The 800-pound elephant in the room at the DMA Nonprofit Federation’s 2009 Washington Nonprofit Conference that took place in Washington, D.C., in January was, of course, the economy and how fundraising execs planned to cope with what could be a very tough time for charities.
To be sure, many faith-based charities and others serving human needs saw contributions rise. Perhaps media coverage of suffering caused by job cuts helped build a case for giving.
But many others are seeing a real downturn — particularly in responses to prospecting appeals.
Some of the fundraisers at the conference fell into the trap of trying to compare today with the Great Depression, or with the stagflation of the 1970s, or any one of a series of recurring recessions since then. They sought solutions to today’s issues by comparing 2009 to the days when the world was a very different place.
I suggest you look at your own life for guidance. How are you weathering the economy? If you remain hopeful and confident of the future, shouldn’t you translate that same feeling into the fundraising decisions you make?
It doesn’t make sense to recommend cutting back on a fundraising program while you’re still contributing to your own 401k. If you’re doing the latter, you know it’s because it will guarantee a comfortable future when the economy and market recover. So, why approach your fundraising strategy in such a way that will almost certainly guarantee a smaller donations program in future years?
Sure, it’s difficult for a nonprofit to decide between program cuts and continued investment in fundraising, especially when it comes to donor acquisition. Many organizations that are used to paying $40 to acquire a donor are seeing that cost rise to $60 or $70. But, so what? That donor who cost $70 to acquire will still contribute $250 or more over a five-year lifetime.

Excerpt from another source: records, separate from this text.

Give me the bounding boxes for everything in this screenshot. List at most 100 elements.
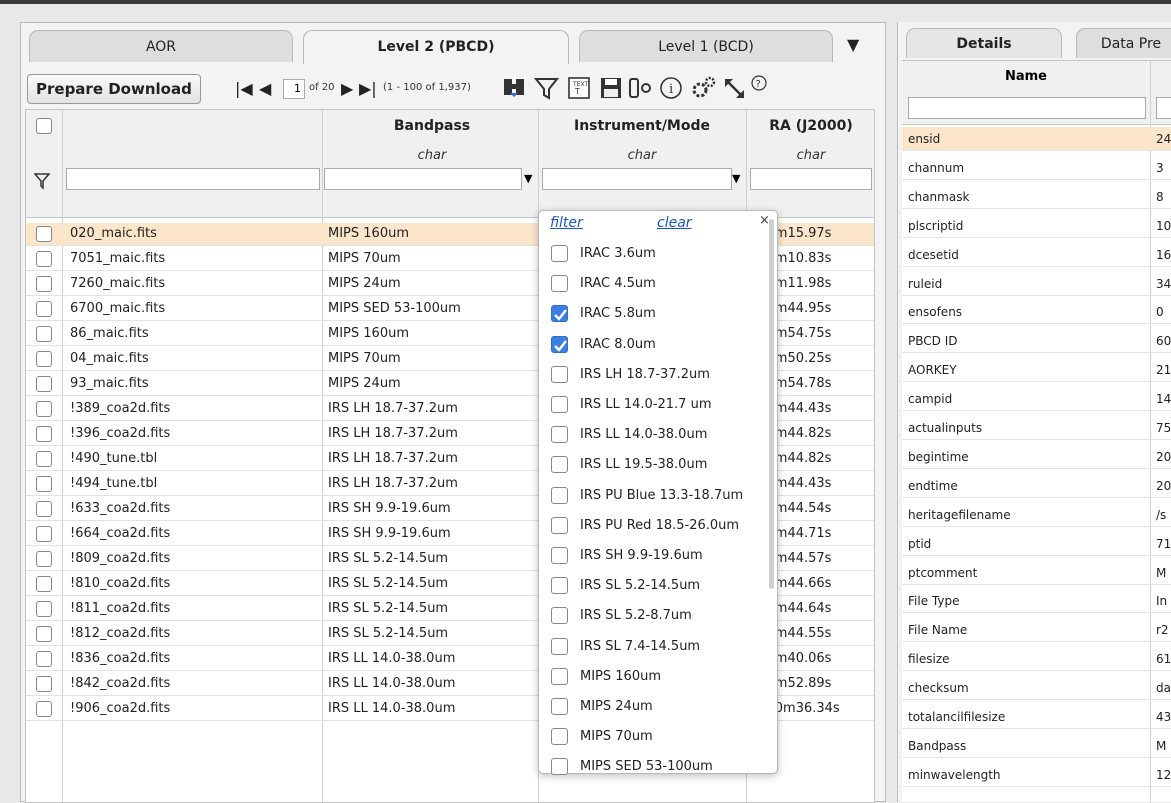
filter-option-checkbox[interactable] <box>551 728 568 746</box>
detail-row[interactable]: AORKEY 21 <box>902 358 1171 383</box>
filter-option-checkbox[interactable] <box>551 335 568 353</box>
bandpass-filter-input[interactable] <box>324 168 522 190</box>
filter-option-checkbox[interactable] <box>551 245 568 262</box>
first-page-icon[interactable]: |◀ <box>235 79 253 99</box>
select-all-checkbox[interactable] <box>36 118 52 134</box>
row-checkbox[interactable] <box>36 601 52 617</box>
row-checkbox[interactable] <box>36 276 52 292</box>
popup-filter-link[interactable]: filter <box>550 215 583 231</box>
detail-row[interactable]: channum 3 <box>902 156 1171 180</box>
row-checkbox[interactable] <box>36 451 52 467</box>
filter-option-checkbox[interactable] <box>551 577 568 595</box>
instrument-filter-input[interactable] <box>542 168 732 190</box>
row-checkbox[interactable] <box>36 701 52 717</box>
column-options-icon[interactable] <box>627 73 655 103</box>
row-checkbox[interactable] <box>36 501 52 517</box>
filter-option-checkbox[interactable] <box>551 637 568 655</box>
filter-option-checkbox[interactable] <box>551 365 568 383</box>
page-number-input[interactable]: 1 <box>283 79 305 99</box>
row-checkbox[interactable] <box>36 326 52 342</box>
row-checkbox[interactable] <box>36 401 52 417</box>
filter-option-checkbox[interactable] <box>551 305 568 323</box>
row-checkbox[interactable] <box>36 226 52 242</box>
column-header-ra[interactable]: RA (J2000) <box>746 118 874 134</box>
value-filter-input[interactable] <box>1156 97 1171 119</box>
detail-row[interactable]: chanmask 8 <box>902 185 1171 209</box>
detail-row[interactable]: checksum da <box>902 676 1171 701</box>
row-checkbox[interactable] <box>36 576 52 592</box>
name-filter-input[interactable] <box>908 97 1146 119</box>
filter-icon[interactable] <box>533 73 561 103</box>
detail-row[interactable]: File Type In <box>902 589 1171 614</box>
detail-row[interactable]: plscriptid 10 <box>902 214 1171 238</box>
filter-option-checkbox[interactable] <box>551 547 568 564</box>
detail-row[interactable]: ruleid 34 <box>902 272 1171 296</box>
detail-row[interactable]: PBCD ID 60 <box>902 329 1171 354</box>
next-page-icon[interactable]: ▶ <box>341 79 353 99</box>
bandpass-filter-dropdown-icon[interactable]: ▼ <box>524 172 532 185</box>
filter-row-icon[interactable] <box>33 172 51 194</box>
binoculars-icon[interactable] <box>501 73 529 103</box>
tab-level2-pbcd[interactable]: Level 2 (PBCD) <box>303 30 569 64</box>
detail-row[interactable]: Bandpass M <box>902 734 1171 758</box>
filter-option-checkbox[interactable] <box>551 396 568 413</box>
filter-option-checkbox[interactable] <box>551 516 568 534</box>
detail-row[interactable]: ptid 71 <box>902 532 1171 556</box>
detail-row[interactable]: ensid 24 <box>902 127 1171 151</box>
tab-level1-bcd[interactable]: Level 1 (BCD) <box>579 30 833 62</box>
detail-row[interactable]: totalancilfilesize 43 <box>902 705 1171 729</box>
filter-option-checkbox[interactable] <box>551 456 568 474</box>
last-page-icon[interactable]: ▶| <box>359 79 377 99</box>
detail-row[interactable]: ensofens 0 <box>902 300 1171 325</box>
text-view-icon[interactable]: TEXT T <box>565 73 593 103</box>
filename-filter-input[interactable] <box>66 168 320 190</box>
prepare-download-button[interactable]: Prepare Download <box>27 74 201 104</box>
row-checkbox[interactable] <box>36 301 52 317</box>
filter-option-checkbox[interactable] <box>551 607 568 625</box>
detail-row[interactable]: filesize 61 <box>902 647 1171 672</box>
tab-bar: AOR Level 2 (PBCD) Level 1 (BCD) ▼ <box>21 23 885 64</box>
detail-row[interactable]: campid 14 <box>902 387 1171 412</box>
detail-row[interactable]: heritagefilename/s <box>902 503 1171 527</box>
row-checkbox[interactable] <box>36 351 52 367</box>
detail-row[interactable]: minwavelength 12 <box>902 763 1171 787</box>
prev-page-icon[interactable]: ◀ <box>259 79 271 99</box>
popup-scrollbar[interactable] <box>769 219 774 589</box>
detail-row[interactable]: ptcomment M <box>902 561 1171 585</box>
column-header-instrument-mode[interactable]: Instrument/Mode <box>540 118 744 134</box>
row-checkbox[interactable] <box>36 476 52 492</box>
help-icon[interactable]: ? <box>747 73 775 103</box>
row-checkbox[interactable] <box>36 676 52 692</box>
info-icon[interactable]: i <box>657 73 685 103</box>
row-checkbox[interactable] <box>36 426 52 442</box>
row-checkbox[interactable] <box>36 251 52 267</box>
detail-row[interactable]: actualinputs 75 <box>902 416 1171 440</box>
row-checkbox[interactable] <box>36 376 52 392</box>
filter-option-checkbox[interactable] <box>551 758 568 776</box>
detail-row[interactable]: File Name r2 <box>902 618 1171 643</box>
filter-option-checkbox[interactable] <box>551 698 568 715</box>
filter-option-checkbox[interactable] <box>551 275 568 293</box>
tab-details[interactable]: Details <box>906 28 1062 58</box>
save-icon[interactable] <box>597 73 625 103</box>
detail-row[interactable]: begintime 20 <box>902 445 1171 469</box>
row-checkbox[interactable] <box>36 526 52 542</box>
tab-menu-dropdown-icon[interactable]: ▼ <box>847 35 859 54</box>
detail-row[interactable]: endtime 20 <box>902 474 1171 498</box>
filter-option-checkbox[interactable] <box>551 426 568 444</box>
name-column-header[interactable]: Name <box>902 69 1150 84</box>
settings-gear-icon[interactable] <box>689 73 717 103</box>
row-checkbox[interactable] <box>36 626 52 642</box>
row-checkbox[interactable] <box>36 651 52 667</box>
detail-row[interactable]: dcesetid 16 <box>902 243 1171 267</box>
filter-option-checkbox[interactable] <box>551 667 568 685</box>
expand-icon[interactable] <box>721 73 749 103</box>
ra-filter-input[interactable] <box>750 168 872 190</box>
popup-clear-link[interactable]: clear <box>657 215 692 231</box>
tab-data-preview[interactable]: Data Pre <box>1076 28 1171 58</box>
instrument-filter-dropdown-icon[interactable]: ▼ <box>732 172 740 185</box>
column-header-bandpass[interactable]: Bandpass <box>326 118 538 134</box>
row-checkbox[interactable] <box>36 551 52 567</box>
filter-option-checkbox[interactable] <box>551 486 568 504</box>
tab-aor[interactable]: AOR <box>29 30 293 62</box>
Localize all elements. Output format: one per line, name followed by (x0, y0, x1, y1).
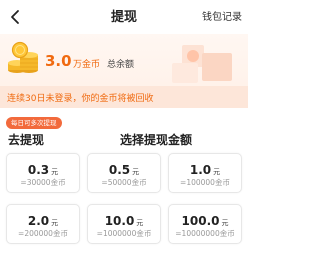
withdraw-heading: 去提现 (8, 133, 45, 147)
option-unit: 元 (51, 168, 59, 176)
option-amount: 2.0 (27, 214, 50, 228)
wallet-record-link[interactable]: 钱包记录 (202, 8, 242, 23)
option-unit: 元 (51, 219, 59, 227)
option-amount: 100.0 (181, 214, 220, 228)
option-amount: 0.3 (27, 163, 50, 177)
balance-unit: 万金币 (73, 60, 101, 70)
top-bar: 提现 钱包记录 (0, 0, 248, 34)
balance-amount: 3.0 (45, 52, 72, 70)
notice-banner: 连续30日未登录，你的金币将被回收 (0, 86, 248, 108)
option-coins: =30000金币 (20, 178, 66, 187)
option-amount: 1.0 (189, 163, 212, 177)
select-amount-heading: 选择提现金额 (120, 133, 193, 147)
daily-multiple-badge: 每日可多次提现 (6, 117, 62, 129)
decorative-boxes-icon (172, 45, 232, 83)
withdraw-option-card[interactable]: 100.0 元 =10000000金币 (168, 204, 242, 244)
option-unit: 元 (221, 219, 229, 227)
option-amount: 10.0 (104, 214, 135, 228)
option-coins: =200000金币 (18, 229, 68, 238)
withdraw-option-card[interactable]: 0.3 元 =30000金币 (6, 153, 80, 193)
withdraw-option-card[interactable]: 0.5 元 =50000金币 (87, 153, 161, 193)
option-unit: 元 (136, 219, 144, 227)
balance-card: 3.0 万金币 总余额 (0, 34, 248, 86)
option-coins: =1000000金币 (96, 229, 152, 238)
option-unit: 元 (132, 168, 140, 176)
option-amount: 0.5 (108, 163, 131, 177)
option-coins: =10000000金币 (175, 229, 235, 238)
withdraw-option-card[interactable]: 10.0 元 =1000000金币 (87, 204, 161, 244)
coin-stack-icon (8, 41, 38, 73)
option-coins: =100000金币 (180, 178, 230, 187)
withdraw-option-card[interactable]: 1.0 元 =100000金币 (168, 153, 242, 193)
option-unit: 元 (213, 168, 221, 176)
option-coins: =50000金币 (101, 178, 147, 187)
balance-label: 总余额 (107, 60, 135, 70)
withdraw-option-card[interactable]: 2.0 元 =200000金币 (6, 204, 80, 244)
notice-text: 连续30日未登录，你的金币将被回收 (7, 94, 154, 104)
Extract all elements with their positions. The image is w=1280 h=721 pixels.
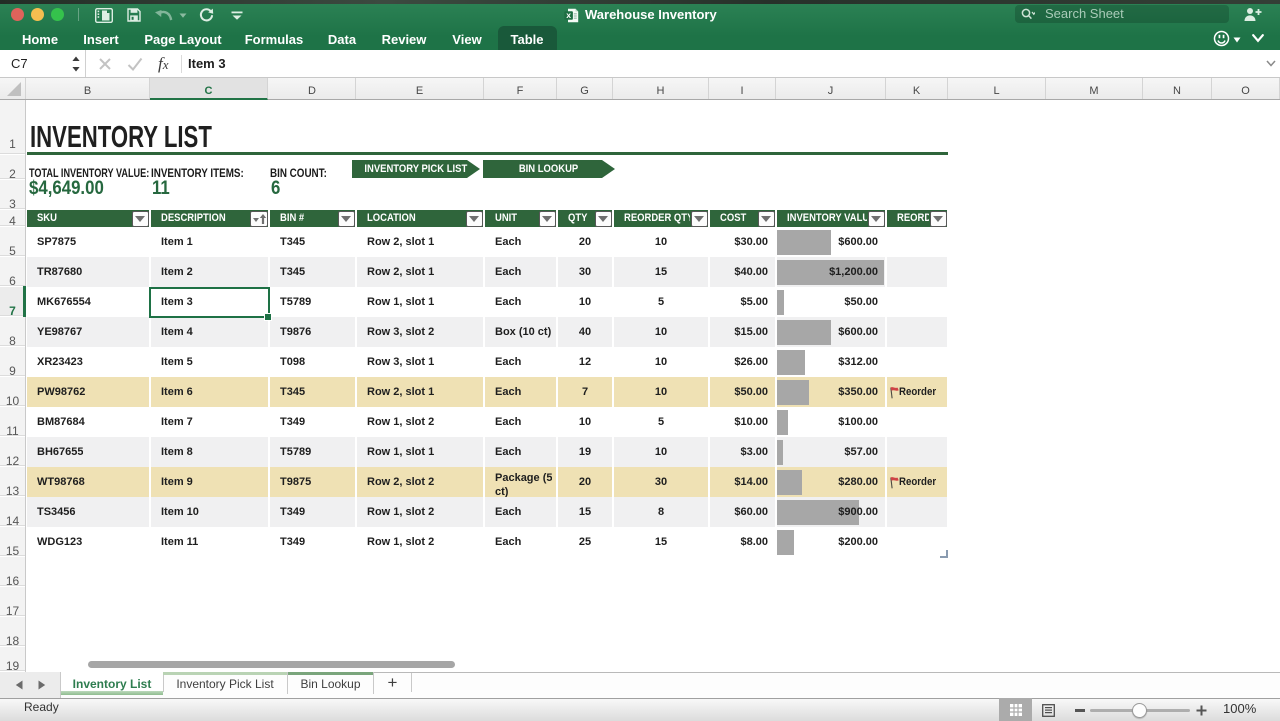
svg-text:x: x	[566, 10, 571, 20]
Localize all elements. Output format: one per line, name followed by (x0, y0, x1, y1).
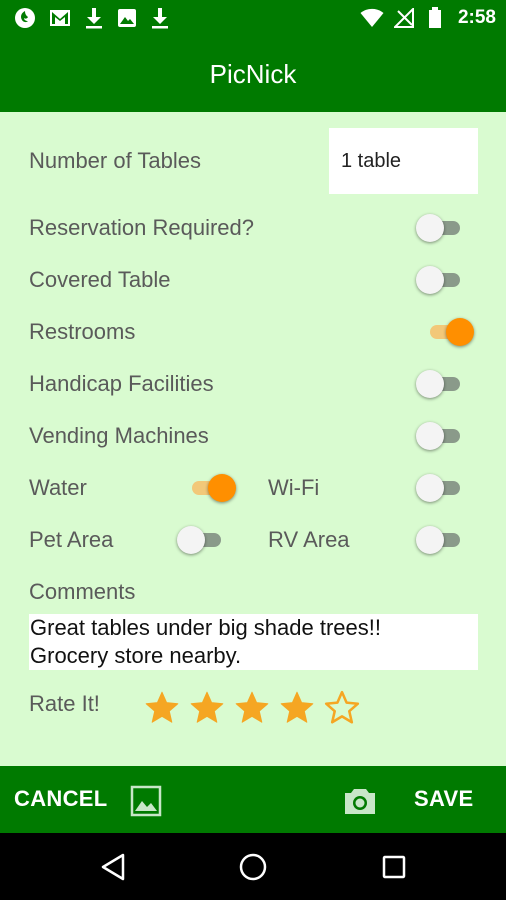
star-filled-icon[interactable] (274, 686, 319, 730)
recents-icon[interactable] (377, 850, 411, 884)
handicap-label: Handicap Facilities (29, 371, 214, 396)
pet-area-label: Pet Area (29, 527, 114, 552)
download-icon (148, 6, 172, 30)
switch-thumb (416, 526, 444, 554)
switch-thumb (177, 526, 205, 554)
rv-area-switch[interactable] (416, 524, 466, 554)
water-label: Water (29, 475, 87, 500)
tables-input[interactable]: 1 table (329, 128, 478, 194)
reservation-label: Reservation Required? (29, 215, 255, 240)
image-icon (115, 6, 139, 30)
back-icon[interactable] (96, 850, 130, 884)
system-nav-bar (0, 833, 506, 900)
reservation-switch[interactable] (416, 212, 466, 242)
status-time: 2:58 (457, 7, 496, 28)
switch-thumb (416, 422, 444, 450)
switch-thumb (208, 474, 236, 502)
handicap-switch[interactable] (416, 368, 466, 398)
firefox-icon (13, 6, 37, 30)
gallery-icon[interactable] (129, 784, 163, 818)
home-icon[interactable] (236, 850, 270, 884)
gmail-icon (48, 6, 72, 30)
rate-label: Rate It! (29, 691, 100, 716)
download-icon (82, 6, 106, 30)
wifi-switch[interactable] (416, 472, 466, 502)
switch-thumb (416, 214, 444, 242)
no-signal-icon (392, 6, 416, 30)
pet-area-switch[interactable] (177, 524, 227, 554)
cancel-button[interactable]: CANCEL (14, 786, 107, 812)
star-filled-icon[interactable] (184, 686, 229, 730)
covered-table-label: Covered Table (29, 267, 171, 292)
status-bar: 2:58 (0, 0, 506, 36)
picnic-form: Number of Tables 1 table Reservation Req… (0, 112, 506, 766)
camera-icon[interactable] (343, 784, 377, 818)
restrooms-label: Restrooms (29, 319, 136, 344)
water-switch[interactable] (186, 472, 236, 502)
restrooms-switch[interactable] (424, 316, 474, 346)
star-empty-icon[interactable] (319, 686, 364, 730)
star-filled-icon[interactable] (139, 686, 184, 730)
switch-thumb (416, 370, 444, 398)
star-filled-icon[interactable] (229, 686, 274, 730)
comments-input[interactable]: Great tables under big shade trees!! Gro… (29, 614, 478, 670)
comments-label: Comments (29, 579, 136, 604)
action-bar: CANCEL SAVE (0, 766, 506, 833)
switch-thumb (416, 474, 444, 502)
app-title: PicNick (209, 58, 297, 89)
tables-label: Number of Tables (29, 148, 202, 173)
rv-area-label: RV Area (268, 527, 350, 552)
covered-table-switch[interactable] (416, 264, 466, 294)
rating-bar[interactable] (139, 686, 364, 730)
vending-switch[interactable] (416, 420, 466, 450)
save-button[interactable]: SAVE (414, 786, 473, 812)
app-bar: PicNick (0, 36, 506, 112)
switch-thumb (446, 318, 474, 346)
switch-thumb (416, 266, 444, 294)
wifi-icon (360, 6, 384, 30)
wifi-label: Wi-Fi (268, 475, 320, 500)
vending-label: Vending Machines (29, 423, 209, 448)
battery-icon (423, 6, 447, 30)
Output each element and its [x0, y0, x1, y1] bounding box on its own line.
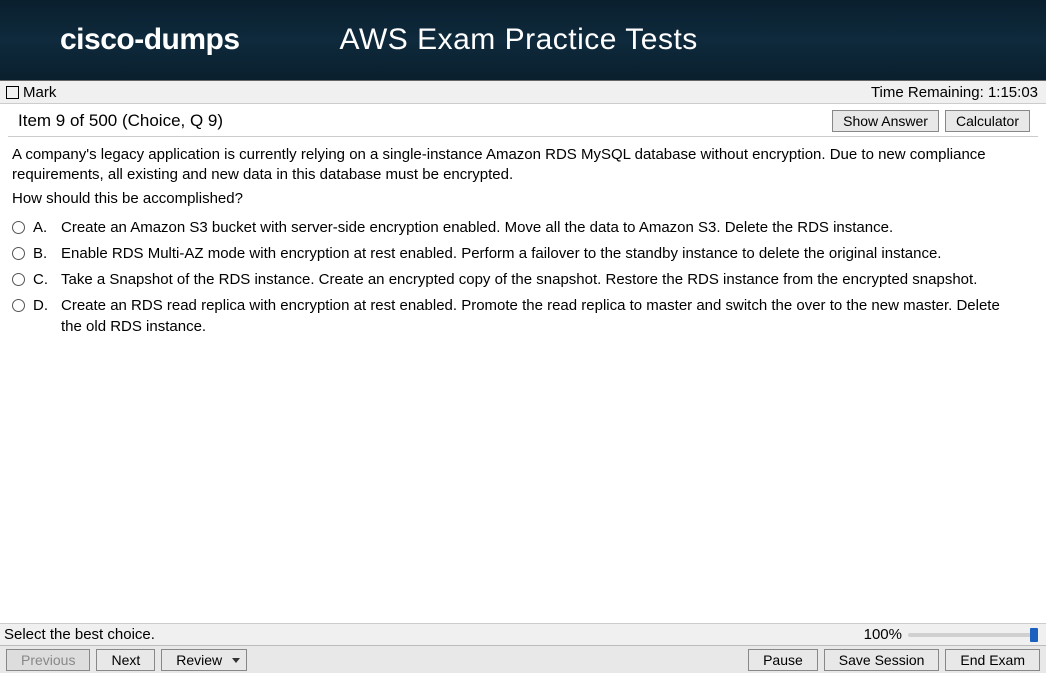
option-b[interactable]: B. Enable RDS Multi-AZ mode with encrypt…: [12, 241, 1034, 267]
chevron-down-icon: [232, 658, 240, 663]
question-prompt: How should this be accomplished?: [12, 190, 1034, 207]
mark-checkbox[interactable]: [6, 86, 19, 99]
radio-d[interactable]: [12, 299, 25, 312]
option-letter: D.: [33, 296, 53, 316]
end-exam-button[interactable]: End Exam: [945, 649, 1040, 671]
save-session-button[interactable]: Save Session: [824, 649, 940, 671]
review-label: Review: [176, 652, 222, 668]
review-dropdown[interactable]: Review: [161, 649, 247, 671]
option-letter: C.: [33, 270, 53, 290]
progress-control: 100%: [864, 626, 1038, 643]
previous-button[interactable]: Previous: [6, 649, 90, 671]
option-text: Create an RDS read replica with encrypti…: [61, 296, 1034, 337]
timer-value: 1:15:03: [988, 84, 1038, 101]
option-c[interactable]: C. Take a Snapshot of the RDS instance. …: [12, 267, 1034, 293]
mark-label: Mark: [23, 84, 56, 101]
option-text: Take a Snapshot of the RDS instance. Cre…: [61, 270, 1034, 290]
page-title: AWS Exam Practice Tests: [340, 23, 698, 57]
instruction-bar: Select the best choice. 100%: [0, 623, 1046, 645]
calculator-button[interactable]: Calculator: [945, 110, 1030, 132]
next-button[interactable]: Next: [96, 649, 155, 671]
option-text: Enable RDS Multi-AZ mode with encryption…: [61, 244, 1034, 264]
radio-c[interactable]: [12, 273, 25, 286]
radio-b[interactable]: [12, 247, 25, 260]
radio-a[interactable]: [12, 221, 25, 234]
progress-percent: 100%: [864, 626, 902, 643]
option-letter: A.: [33, 218, 53, 238]
progress-slider[interactable]: [908, 633, 1038, 637]
slider-thumb[interactable]: [1030, 628, 1038, 642]
top-bar: Mark Time Remaining: 1:15:03: [0, 80, 1046, 104]
mark-toggle[interactable]: Mark: [6, 84, 56, 101]
timer-label: Time Remaining:: [871, 84, 984, 101]
timer: Time Remaining: 1:15:03: [871, 84, 1038, 101]
app-header: cisco-dumps AWS Exam Practice Tests: [0, 0, 1046, 80]
footer-bar: Previous Next Review Pause Save Session …: [0, 645, 1046, 673]
option-d[interactable]: D. Create an RDS read replica with encry…: [12, 293, 1034, 340]
instruction-text: Select the best choice.: [4, 626, 155, 643]
question-content: ▴ A company's legacy application is curr…: [0, 137, 1046, 623]
logo: cisco-dumps: [60, 23, 240, 57]
options-list: A. Create an Amazon S3 bucket with serve…: [12, 215, 1034, 340]
question-stem: A company's legacy application is curren…: [12, 145, 1034, 186]
pause-button[interactable]: Pause: [748, 649, 818, 671]
option-letter: B.: [33, 244, 53, 264]
item-header-row: Item 9 of 500 (Choice, Q 9) Show Answer …: [8, 104, 1038, 137]
item-position-label: Item 9 of 500 (Choice, Q 9): [18, 111, 223, 131]
option-text: Create an Amazon S3 bucket with server-s…: [61, 218, 1034, 238]
show-answer-button[interactable]: Show Answer: [832, 110, 939, 132]
option-a[interactable]: A. Create an Amazon S3 bucket with serve…: [12, 215, 1034, 241]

The cost of fundraising rises, but the program continues to generate net revenue. And most importantly, it will continue to fund the organization in the future.
So, if your organization’s financial house is on fire, take emergency action. Cut all fundraising programs except perhaps renewals and sustainers, and take the maximum amount of net revenue.
But if prospecting results are down and retention rates are within 5 percent or 10 percent of normal, suck it up and plan for the long run. If you’re still investing for your own personal future, then advise your executive director and your board to allow you to do the same on behalf of your organization.